Various tweets that included the WKU hashtag urged the campus to “use social networking to better the university, not control the students” and charging that “chilling speech should be anathema to any public university.”

Another tweeter told the university that its new social media policies would “end up discouraging potential journalism students.”

James Larken Smith, a local Texas radio show host, tweeted Feb. 27 that “Western Kentucky University [should] rename itself Censor Ship University.”

Violators of a new rule may face sensitivity training, but the idea is not to limit speech among students, said Stacey Biggs, WKU’s chief marketing officer.

“The point is not to tell them what they can or can’t say, or what they can or can’t say about WKU,” she said.

Still, critics have cried foul. The campus newspaper recently wrote a lengthy article under the headline “WKU trying to pull strings on social media.” And the parody Twitter account—temporarily shut down because it wasn’t clearly labeled as a parody—recently tweeted, “Campus police department has been renamed to twitter patrol.”

Student criticism prompted an official response that appeared recently in the campus newspaper. Biggs wrote that the intent is not to censor students but said the university “has to offer some amount of protection to its students.” School officials have vigilantly searched for fake accounts filled with inflammatory comments, though Biggs said the school tries to have accounts taken down only if they use the university’s name or logo and don’t clearly state that they are parodies. In her commentary, she said such efforts are aimed at protecting the school’s reputation and brand.

Other schools do remind students that posts can reflect poorly on them in the eyes of a prospective employer, for instance. Some, such as the University of Kentucky in Lexington, limit that to a set of recommended “best practices.”

“You don’t really regulate conversations in a coffee house, for example,” said UK spokesman Jay Blanton. “The same principles apply here.”

UK’s existing campus policies applying to legal and ethical conduct extend to communications, including social media, he said.

At WKU, Ransdell weighed in on social networking in a Feb. 15 message on Facebook. He warned about the lasting consequences for irresponsible posts.

“We, at WKU, have become particularly conscious lately of some who are misusing social media and using some poor judgment,” Ransdell wrote. “So my message here is ‘Be smart.’ Use social media thoughtfully; always remember what you send is permanent and can be viewed years from now. Employers do their homework. They can and will track ways in which prospective employees have used social media. We, at WKU, track such things as well.”

Such efforts amount to attempts to “stop students from offending the government-paid administrators,” said Goldstein, the attorney advocate with the Student Press Law Center.

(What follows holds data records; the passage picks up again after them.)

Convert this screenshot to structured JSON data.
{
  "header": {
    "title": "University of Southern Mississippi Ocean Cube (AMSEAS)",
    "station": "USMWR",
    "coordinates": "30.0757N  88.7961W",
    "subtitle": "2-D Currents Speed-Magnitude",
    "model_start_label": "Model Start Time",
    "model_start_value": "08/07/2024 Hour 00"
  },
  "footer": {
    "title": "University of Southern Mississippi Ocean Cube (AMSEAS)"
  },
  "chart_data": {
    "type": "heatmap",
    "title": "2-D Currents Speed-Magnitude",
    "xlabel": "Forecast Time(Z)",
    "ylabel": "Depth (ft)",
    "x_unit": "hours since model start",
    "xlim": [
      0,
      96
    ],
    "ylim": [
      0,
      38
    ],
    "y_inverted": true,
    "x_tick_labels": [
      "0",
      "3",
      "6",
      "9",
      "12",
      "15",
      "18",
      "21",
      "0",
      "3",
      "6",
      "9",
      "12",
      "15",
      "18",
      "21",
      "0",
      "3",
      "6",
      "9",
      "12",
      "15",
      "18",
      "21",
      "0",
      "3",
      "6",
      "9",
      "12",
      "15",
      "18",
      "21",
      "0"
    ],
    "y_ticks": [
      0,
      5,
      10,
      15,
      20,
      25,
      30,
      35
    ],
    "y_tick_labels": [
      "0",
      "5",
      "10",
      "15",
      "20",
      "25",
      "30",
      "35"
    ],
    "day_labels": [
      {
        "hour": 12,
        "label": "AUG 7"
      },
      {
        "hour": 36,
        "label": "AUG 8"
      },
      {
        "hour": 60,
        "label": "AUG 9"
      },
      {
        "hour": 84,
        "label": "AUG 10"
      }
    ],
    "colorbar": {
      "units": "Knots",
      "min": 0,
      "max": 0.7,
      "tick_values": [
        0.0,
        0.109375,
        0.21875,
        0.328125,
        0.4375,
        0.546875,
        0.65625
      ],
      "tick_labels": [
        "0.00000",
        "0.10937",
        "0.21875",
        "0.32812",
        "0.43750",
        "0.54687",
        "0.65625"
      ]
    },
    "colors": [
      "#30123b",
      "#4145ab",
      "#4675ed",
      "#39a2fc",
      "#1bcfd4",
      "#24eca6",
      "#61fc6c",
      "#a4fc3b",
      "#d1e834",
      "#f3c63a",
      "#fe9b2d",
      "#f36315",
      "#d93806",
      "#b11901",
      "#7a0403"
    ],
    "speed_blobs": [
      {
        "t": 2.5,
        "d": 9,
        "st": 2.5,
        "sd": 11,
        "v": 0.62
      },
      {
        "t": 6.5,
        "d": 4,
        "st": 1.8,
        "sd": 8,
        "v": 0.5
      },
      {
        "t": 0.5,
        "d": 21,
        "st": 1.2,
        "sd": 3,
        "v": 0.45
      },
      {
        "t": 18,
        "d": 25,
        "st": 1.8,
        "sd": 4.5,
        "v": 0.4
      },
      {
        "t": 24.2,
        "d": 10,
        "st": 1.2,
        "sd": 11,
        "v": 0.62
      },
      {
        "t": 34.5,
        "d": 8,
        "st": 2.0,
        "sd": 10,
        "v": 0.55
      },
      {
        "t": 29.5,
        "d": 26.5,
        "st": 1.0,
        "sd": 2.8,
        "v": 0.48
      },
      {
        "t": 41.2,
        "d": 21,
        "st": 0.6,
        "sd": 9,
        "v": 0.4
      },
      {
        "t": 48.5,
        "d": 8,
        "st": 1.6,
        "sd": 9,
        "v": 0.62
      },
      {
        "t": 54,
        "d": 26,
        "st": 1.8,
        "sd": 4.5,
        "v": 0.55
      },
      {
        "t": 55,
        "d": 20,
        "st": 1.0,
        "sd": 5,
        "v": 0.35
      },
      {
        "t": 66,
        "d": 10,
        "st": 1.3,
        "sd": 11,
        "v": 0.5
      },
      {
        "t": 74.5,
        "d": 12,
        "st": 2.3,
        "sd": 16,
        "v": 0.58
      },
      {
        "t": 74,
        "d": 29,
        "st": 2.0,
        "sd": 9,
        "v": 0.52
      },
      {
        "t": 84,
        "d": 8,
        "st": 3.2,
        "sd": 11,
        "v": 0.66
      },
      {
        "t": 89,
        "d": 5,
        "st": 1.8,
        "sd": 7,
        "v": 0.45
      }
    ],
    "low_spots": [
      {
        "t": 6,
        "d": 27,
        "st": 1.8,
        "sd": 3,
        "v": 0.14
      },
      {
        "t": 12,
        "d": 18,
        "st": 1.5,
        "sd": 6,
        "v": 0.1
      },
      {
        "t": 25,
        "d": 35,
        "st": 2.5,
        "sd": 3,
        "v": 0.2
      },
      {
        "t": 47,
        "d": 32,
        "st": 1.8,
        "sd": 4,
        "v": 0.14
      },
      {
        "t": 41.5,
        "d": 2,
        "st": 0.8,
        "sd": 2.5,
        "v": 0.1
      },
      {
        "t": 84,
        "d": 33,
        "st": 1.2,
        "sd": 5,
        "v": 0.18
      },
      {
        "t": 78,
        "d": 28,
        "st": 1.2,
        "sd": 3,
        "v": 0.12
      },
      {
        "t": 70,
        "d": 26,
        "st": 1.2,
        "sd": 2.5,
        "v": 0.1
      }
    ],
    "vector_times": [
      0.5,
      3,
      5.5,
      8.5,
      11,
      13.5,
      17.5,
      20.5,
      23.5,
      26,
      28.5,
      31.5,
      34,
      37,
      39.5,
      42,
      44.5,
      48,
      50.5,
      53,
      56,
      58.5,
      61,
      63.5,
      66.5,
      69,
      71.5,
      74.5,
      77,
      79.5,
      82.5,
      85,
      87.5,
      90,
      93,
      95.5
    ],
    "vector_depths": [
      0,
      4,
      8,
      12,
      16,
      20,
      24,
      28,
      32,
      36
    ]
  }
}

“Any institution that invests substantial effort into shutting down obvious parody accounts richly deserves to be parodied, because any institution with a good reputation for doing the right thing most of the time isn’t worried that obviously silly statements might be confused with its genuine policy,” he said.

Goldstein said he’s never seen a college president get to personally involved in the give-and-take in social media.

“I guess it’s good that he’s paying attention, but I wonder if this is really the best use of his time,” Goldstein said.

The social media backlash faced by WKU administrators this week demonstrates the risks of iron-fisted Twitter and Facebook policies in higher education, Kissel said.

“Censorship very often backfires on those who censor,” he said.